Slide: Hepatoblastoma – Embryonic hepatocytes are smaller and are hard to tell that they are hepatocytes. These cells have a clear cytoplasm due to glycogen and lipid in the cytoplasm. Osteoid production is present showing the mesenchymal contribution.

o Angiosarcoma

▪ Very aggressive ( fatal within 1 year

▪ Occurs with exposure to vinyl chloride, arsenic, and thorotrast.

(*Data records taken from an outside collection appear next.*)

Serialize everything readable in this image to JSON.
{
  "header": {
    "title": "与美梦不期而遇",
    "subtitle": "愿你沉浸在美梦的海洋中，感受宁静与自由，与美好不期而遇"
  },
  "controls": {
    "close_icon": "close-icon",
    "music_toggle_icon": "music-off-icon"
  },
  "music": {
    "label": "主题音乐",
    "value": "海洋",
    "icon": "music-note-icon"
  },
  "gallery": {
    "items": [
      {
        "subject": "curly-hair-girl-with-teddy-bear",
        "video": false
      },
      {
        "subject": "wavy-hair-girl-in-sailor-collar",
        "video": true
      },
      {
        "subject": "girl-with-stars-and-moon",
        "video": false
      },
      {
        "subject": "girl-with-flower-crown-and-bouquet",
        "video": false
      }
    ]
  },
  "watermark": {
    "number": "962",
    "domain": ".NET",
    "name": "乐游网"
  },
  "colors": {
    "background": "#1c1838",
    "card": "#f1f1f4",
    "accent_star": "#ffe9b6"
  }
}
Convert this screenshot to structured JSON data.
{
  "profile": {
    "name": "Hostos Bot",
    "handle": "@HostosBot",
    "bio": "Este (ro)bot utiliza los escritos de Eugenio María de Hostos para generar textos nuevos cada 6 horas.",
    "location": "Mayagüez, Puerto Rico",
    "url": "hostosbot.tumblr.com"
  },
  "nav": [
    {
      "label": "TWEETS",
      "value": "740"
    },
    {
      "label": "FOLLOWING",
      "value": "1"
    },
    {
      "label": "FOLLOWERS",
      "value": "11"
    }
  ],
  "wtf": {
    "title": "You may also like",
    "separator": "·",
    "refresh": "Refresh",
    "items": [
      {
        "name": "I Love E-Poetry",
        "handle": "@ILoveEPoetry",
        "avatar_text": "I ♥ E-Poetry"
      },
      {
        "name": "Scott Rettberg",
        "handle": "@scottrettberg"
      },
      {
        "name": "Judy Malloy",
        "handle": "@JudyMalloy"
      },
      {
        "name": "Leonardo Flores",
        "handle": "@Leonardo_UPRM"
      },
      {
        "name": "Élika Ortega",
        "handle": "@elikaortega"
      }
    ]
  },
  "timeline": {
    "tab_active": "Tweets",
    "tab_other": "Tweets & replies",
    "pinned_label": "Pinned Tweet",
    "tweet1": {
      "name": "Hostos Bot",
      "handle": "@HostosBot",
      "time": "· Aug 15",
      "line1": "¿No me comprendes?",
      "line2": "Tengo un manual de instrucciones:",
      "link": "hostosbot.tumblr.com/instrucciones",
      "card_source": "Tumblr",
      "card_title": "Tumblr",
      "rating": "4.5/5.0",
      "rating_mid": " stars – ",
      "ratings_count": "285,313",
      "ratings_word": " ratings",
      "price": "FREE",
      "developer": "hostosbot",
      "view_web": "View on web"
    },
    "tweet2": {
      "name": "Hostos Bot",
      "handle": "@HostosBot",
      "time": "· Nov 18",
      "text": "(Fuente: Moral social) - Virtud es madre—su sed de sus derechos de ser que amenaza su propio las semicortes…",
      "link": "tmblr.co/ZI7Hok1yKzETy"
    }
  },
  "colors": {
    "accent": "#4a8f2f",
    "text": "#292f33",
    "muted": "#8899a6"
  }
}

Slide: Angiosarcoma composed of endothelial cells (i.e. blood vessels) – several intertwining blood vessels with atypical nuclei

Metastatic Tumors of the Liver

o Most common malignancy of the liver

o Originate from breast, lung, colon, stomach

o Presents with hepatomegaly, multiple metastatic nodules, jaundice, and abnormal liver function tests (if massive)

Slide: Gross picture with innumerable nodules throughout the liver.

Scribe note: Dr. Oliver then gave a presentation about pathology as a career. If you are interested in pathology, talk to him.